First, I should direct interested readers to this blog post extensively and explicitly about open source journals in paleontology. I have them to thank for the ease of selecting a journal to write about for this post. I actually had a lot of options – but have decided to look at Proceedings of the Royal Society B as this is a journal that comes up very often that I know less about than, say, PLOS ONE. Where quoting the Royal Society and its pages, I have made some minor spelling changes to reflect American spelling preferences.
We’ll be considering
- Where (location, organization, university, etc.) is the journal from?
- What are the purpose, goals, scope, etc. of the journal?
- How does the journal address/explain open access? How (if at all) does it position itself within the open access movement?

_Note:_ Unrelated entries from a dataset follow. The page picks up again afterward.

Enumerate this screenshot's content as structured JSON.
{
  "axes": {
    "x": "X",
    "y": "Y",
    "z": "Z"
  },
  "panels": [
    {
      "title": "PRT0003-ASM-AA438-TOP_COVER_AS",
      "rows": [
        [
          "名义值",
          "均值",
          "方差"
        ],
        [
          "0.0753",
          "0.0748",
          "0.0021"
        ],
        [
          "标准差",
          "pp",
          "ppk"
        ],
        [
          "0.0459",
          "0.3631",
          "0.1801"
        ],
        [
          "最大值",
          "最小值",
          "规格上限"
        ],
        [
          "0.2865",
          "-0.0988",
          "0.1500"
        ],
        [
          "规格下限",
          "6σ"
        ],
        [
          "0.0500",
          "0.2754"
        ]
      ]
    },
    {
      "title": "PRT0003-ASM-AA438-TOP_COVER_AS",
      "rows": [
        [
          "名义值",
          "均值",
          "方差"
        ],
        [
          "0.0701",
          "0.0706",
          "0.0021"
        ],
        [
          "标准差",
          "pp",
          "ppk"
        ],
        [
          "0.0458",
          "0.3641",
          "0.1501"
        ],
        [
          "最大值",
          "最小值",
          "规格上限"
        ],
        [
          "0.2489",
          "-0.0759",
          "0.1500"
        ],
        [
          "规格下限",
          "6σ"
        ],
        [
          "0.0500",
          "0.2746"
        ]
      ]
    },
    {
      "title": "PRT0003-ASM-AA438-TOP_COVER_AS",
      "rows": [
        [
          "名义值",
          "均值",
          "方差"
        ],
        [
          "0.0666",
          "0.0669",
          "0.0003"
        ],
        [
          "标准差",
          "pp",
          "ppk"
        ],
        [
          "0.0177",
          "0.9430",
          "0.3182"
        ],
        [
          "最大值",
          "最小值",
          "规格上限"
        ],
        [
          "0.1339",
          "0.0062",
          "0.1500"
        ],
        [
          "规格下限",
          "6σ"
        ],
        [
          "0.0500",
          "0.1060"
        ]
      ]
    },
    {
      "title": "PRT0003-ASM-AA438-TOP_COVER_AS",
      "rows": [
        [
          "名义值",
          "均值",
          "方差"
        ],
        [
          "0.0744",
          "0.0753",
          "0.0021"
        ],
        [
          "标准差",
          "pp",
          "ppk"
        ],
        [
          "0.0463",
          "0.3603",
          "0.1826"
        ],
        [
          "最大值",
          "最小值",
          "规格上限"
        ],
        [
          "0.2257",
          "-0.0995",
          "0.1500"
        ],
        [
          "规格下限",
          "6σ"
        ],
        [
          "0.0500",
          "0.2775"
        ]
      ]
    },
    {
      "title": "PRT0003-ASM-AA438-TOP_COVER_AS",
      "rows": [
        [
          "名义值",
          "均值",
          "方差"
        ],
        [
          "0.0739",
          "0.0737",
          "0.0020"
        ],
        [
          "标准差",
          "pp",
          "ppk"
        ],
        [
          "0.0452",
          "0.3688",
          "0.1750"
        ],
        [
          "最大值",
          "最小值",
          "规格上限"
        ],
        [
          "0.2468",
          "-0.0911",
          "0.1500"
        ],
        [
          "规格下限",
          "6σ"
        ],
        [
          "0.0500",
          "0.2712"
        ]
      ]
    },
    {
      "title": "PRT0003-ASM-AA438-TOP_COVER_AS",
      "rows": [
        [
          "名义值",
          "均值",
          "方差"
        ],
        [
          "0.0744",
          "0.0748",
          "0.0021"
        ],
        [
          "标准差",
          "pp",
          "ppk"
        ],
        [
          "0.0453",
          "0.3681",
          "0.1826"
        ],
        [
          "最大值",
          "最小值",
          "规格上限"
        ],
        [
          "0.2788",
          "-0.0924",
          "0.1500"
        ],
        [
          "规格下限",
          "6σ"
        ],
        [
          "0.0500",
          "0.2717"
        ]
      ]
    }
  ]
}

To answer these questions, we’ll of course be starting at the about page of the journal. As you may guess, the Royal Society is headquartered out of London, and is a UK national institution – a society journal – rather than a University publication. The society publishes other journals as well, but this journal is for research pertaining to the biological sciences – where paleontology often falls (when not nested in Geology).
The journal’s purpose is, of course, to publish novel scientific research as a way of approaching the society’s mission “to recognize, promote, and support excellence in science and to encourage the development and use of science for the benefit of humanity.” They overtly aim for a global scope.
Under the journals publishing ethics and policies page, we find a clear statement on the last question: “The Society supports open access publishing and promotion of free content as part of our commitment to the widest possible dissemination of research outputs.” This statement reads almost like a mission – open access is part of the identity of the journal under the common belief that open transparent science is more accessible and better distributed. Other pages of theirs insist more clearly on the aspect of transparency in data for the sake of repeat-ability of analyses. They also have a pro-open source data page and offer processing discounts to members of open-access programs. I would consider these positions, policies, and options as a clear positioning of the journal in favor of open access.